The latest figures suggest the decline is the industry is gathering pace.
Yes, we’re experiencing even odder weather than usual. Yes, there are odd effects from this Jubilympic summer of sport and celebration. Yes, there are always things that disturb neat like-for-like comparisons.
But the data now seem hard enough and loud enough to suggest that construction activity really is heading south at a worrying pace.
That broadly is what the output figures point to, as the top graph illustrates. What we see is activity flatlining from around spring last year before taking a nasty downturn early this year. And that decline has continued.
But while the graph tracks the 12-month moving total for all output, what it doesn’t show is what lurks beneath those figures.
The hope, or should we say the Government’s plan, was for the private sector to fill the gap left by a rapidly retreating public sector. And there were signs as 2010 progressed that this might be happening. The second graph () clearly shows how, following a couple of stimulus-induced strong quarterly performances by the public sector, private sector activity picked up.
All seemed fine up to the first quarter of this year. But when the expected acceleration in the fall of public sector work happened the private sector failed to respond.
Looking at the figures for the first two months of quarter two, it seems that the private sector will again fail to support the industry when as expected public sector work continues to fall. If we examine this year’s contribution from April and May there’s a fair chance private sector activity might fall back in the second quarter.
Despite impressive sounding increases in home sales by the major house builders, hopes of a revival in the private housing market appear to be fading. The may be growth on the horizon, but output in recent months has been below that of a year ago and the starts figures do not sound all that encouraging.

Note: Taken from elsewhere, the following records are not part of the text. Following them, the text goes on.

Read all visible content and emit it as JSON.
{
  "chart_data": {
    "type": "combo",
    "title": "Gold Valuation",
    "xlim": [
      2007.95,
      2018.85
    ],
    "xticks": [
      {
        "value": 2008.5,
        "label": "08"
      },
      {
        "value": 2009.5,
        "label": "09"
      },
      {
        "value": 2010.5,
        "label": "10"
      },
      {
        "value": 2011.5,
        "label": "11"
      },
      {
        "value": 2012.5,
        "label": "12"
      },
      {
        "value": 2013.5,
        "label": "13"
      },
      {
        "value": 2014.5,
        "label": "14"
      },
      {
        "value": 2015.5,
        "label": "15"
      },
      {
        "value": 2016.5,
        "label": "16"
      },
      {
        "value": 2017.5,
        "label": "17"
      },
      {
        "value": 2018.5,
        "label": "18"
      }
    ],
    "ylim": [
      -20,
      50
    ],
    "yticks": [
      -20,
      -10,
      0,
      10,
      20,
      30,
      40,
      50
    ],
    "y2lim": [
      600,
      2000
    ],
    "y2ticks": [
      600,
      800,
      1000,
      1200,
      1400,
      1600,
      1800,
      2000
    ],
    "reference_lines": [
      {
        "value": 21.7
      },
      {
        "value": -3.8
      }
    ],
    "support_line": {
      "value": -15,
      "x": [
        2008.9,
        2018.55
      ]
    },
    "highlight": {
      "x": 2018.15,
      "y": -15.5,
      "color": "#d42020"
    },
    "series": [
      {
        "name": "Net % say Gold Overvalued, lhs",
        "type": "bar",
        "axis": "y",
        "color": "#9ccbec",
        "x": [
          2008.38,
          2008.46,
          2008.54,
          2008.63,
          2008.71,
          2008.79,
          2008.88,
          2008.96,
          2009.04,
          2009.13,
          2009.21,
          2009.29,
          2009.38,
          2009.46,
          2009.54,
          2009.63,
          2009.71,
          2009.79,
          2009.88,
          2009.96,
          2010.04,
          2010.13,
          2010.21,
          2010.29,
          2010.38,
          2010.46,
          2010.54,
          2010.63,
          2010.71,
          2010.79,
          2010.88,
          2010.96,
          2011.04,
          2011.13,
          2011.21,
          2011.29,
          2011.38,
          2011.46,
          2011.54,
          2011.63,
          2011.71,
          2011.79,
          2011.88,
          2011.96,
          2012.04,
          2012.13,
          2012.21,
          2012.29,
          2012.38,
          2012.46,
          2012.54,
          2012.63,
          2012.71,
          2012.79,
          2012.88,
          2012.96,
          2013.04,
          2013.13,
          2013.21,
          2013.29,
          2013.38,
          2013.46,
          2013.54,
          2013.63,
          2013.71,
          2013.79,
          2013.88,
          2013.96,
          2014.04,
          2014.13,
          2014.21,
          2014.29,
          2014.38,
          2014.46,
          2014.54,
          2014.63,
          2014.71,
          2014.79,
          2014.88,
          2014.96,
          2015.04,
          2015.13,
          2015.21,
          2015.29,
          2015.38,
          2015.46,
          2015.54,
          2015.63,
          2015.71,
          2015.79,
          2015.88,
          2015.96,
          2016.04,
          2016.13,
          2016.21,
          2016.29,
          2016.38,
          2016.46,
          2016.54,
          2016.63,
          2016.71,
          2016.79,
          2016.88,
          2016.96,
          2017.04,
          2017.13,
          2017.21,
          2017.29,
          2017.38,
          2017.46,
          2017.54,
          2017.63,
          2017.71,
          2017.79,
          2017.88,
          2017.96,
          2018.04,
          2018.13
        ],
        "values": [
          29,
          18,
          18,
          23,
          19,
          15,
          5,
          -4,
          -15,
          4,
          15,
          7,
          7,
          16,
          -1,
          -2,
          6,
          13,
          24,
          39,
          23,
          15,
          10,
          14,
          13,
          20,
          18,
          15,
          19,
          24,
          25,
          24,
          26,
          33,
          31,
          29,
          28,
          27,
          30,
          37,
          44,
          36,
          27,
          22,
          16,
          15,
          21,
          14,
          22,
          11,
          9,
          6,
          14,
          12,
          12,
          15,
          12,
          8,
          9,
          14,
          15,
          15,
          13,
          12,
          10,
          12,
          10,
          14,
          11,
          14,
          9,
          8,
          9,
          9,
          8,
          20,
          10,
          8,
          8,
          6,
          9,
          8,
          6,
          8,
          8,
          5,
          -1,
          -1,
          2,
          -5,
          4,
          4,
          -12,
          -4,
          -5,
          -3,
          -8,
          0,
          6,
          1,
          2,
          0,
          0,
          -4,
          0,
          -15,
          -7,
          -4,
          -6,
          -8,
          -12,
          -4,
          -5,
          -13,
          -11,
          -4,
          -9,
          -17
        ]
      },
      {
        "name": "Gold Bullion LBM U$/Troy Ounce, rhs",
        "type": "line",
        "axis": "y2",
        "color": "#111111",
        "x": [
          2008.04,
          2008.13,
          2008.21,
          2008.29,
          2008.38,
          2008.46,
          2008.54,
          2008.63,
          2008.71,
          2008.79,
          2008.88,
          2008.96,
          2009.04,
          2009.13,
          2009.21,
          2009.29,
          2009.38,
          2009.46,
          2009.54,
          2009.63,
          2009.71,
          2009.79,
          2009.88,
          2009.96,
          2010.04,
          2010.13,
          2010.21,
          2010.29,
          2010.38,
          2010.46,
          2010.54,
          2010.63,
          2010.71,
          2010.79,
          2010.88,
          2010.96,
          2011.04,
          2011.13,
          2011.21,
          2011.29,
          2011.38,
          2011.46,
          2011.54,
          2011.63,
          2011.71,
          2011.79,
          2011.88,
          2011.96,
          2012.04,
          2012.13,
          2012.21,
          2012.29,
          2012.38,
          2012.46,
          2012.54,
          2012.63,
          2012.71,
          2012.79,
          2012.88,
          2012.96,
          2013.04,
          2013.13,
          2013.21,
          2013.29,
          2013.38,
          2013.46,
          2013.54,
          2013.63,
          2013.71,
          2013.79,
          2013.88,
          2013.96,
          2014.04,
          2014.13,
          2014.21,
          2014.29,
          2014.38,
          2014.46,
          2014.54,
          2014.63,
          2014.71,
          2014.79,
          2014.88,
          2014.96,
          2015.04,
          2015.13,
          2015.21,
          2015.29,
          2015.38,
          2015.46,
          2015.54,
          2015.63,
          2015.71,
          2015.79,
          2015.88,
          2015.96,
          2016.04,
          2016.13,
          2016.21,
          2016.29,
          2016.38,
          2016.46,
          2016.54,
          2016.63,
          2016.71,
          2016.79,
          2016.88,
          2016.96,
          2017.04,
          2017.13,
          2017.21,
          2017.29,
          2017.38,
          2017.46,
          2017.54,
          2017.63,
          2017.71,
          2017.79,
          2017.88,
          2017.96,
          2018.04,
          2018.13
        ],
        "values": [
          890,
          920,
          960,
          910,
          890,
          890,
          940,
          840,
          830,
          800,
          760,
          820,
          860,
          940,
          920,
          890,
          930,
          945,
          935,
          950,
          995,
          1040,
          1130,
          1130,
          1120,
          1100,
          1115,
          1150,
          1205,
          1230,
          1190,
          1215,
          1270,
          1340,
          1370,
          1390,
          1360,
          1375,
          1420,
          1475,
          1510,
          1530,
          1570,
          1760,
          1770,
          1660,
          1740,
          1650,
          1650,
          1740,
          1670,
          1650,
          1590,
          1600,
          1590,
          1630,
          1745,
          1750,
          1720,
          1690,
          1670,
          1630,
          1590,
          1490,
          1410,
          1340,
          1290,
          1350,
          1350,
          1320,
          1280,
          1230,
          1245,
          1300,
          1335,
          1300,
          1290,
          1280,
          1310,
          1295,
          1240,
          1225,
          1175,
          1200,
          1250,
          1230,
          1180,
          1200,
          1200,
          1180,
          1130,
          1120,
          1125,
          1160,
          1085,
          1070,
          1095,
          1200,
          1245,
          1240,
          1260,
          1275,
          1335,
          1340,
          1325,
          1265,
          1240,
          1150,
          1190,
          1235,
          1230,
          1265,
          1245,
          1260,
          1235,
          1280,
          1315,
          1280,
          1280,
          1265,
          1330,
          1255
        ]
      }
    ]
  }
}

The real unknown is just how much work there is in the pipeline. Orders for new work have been desperately low since the heady days before the financial crash. The level has been running at about two thirds of peak for almost two years.
This probably sounds worse than it is, because the peak will have been exaggerated by a large number of big, long-duration projects.
But whichever way you look at it if the volume of new orders remains low for a protracted period, as it has, this will drain contractors’ order books. This leaves open the question of where will the work come from to fill the gap left when many of the big projects won a few years ago come to a close.
The good news in the figures – such as it is – comes from the repair and maintenance side. This seems to be holding up more firmly at present.
But looked at cynically the better new is probably in the politics. Today’s figures (and probably the quarterly figures published next month) will strengthen the case being made for Government action to pump up the volume of construction.